If you are a New Jersey resident who has been bitten by a vicious dog, no one need tell you what a vicious dog is. You already know. He snarls; he growls; he lunges at you without warning; he attacks; he bites.
Everyone knows a vicious dog when they see one. It seems self-evident. However, it is not that simple. The Consolidated Dog Laws of New Jersey define a vicious dog as one that has been declared vicious by a municipal court.
Impounding a vicious dog
A New Jersey animal control officer has the authority to seize and impound any dog when the officer has reasonable cause to believe one of the following four things:
- The dog attacked someone, causing serious bodily injury or death.
- The dog made an unprovoked attack on someone causing bodily injury and poses a serious threat to additional people and/or animals.
- The dog participated in dog fighting activities.

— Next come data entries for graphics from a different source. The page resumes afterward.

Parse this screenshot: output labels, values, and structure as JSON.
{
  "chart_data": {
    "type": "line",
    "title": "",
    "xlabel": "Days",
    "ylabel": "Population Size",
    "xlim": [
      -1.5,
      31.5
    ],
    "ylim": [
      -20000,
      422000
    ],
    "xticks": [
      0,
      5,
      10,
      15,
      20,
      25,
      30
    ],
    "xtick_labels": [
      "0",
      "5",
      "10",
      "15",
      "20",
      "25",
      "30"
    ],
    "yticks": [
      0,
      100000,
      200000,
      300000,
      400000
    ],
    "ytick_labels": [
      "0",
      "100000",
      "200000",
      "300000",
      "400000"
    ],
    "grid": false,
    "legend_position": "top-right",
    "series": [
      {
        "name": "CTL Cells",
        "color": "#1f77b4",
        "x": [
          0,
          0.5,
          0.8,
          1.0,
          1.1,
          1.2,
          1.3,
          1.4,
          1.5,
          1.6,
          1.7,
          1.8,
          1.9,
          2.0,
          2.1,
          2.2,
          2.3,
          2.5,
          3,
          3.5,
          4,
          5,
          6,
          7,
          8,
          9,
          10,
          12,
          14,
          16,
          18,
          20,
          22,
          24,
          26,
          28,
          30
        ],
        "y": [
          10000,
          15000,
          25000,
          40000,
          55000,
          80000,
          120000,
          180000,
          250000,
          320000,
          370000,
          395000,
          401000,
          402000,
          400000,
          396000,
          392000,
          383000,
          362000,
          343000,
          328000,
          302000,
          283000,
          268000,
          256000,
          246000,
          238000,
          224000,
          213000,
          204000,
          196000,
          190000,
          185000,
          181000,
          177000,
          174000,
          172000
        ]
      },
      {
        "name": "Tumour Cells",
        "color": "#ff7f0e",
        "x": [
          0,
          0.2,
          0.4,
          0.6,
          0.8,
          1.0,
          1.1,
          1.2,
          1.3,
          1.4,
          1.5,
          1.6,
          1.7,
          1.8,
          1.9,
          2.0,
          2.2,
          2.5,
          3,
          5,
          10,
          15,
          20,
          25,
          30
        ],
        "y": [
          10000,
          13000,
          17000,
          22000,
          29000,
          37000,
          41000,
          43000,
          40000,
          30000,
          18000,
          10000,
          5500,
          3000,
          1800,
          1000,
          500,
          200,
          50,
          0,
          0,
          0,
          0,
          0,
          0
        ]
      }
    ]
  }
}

- The dog was trained to make unprovoked attacks against people or animals by means of badgering, baiting, tormenting or otherwise encouraging him to do so.
Making the vicious dog determination
Any dog so impounded remains there until final disposition of the court case and any subsequent appeal. In order to declare the dog vicious, the court must have clear and convincing evidence that the dog killed someone or caused him or her serious bodily injury. There also must be clear and convincing evidence that the dog was not provoked by the victim or by any other person. The municipality has the burden of proof to make these showings.
If the court declares the dog to be vicious, the owner can appeal that decision. If (s)he loses the appeal or makes no appeal, the dog will be humanely destroyed. This information is only intended to educate. It should not be interpreted as legal advice.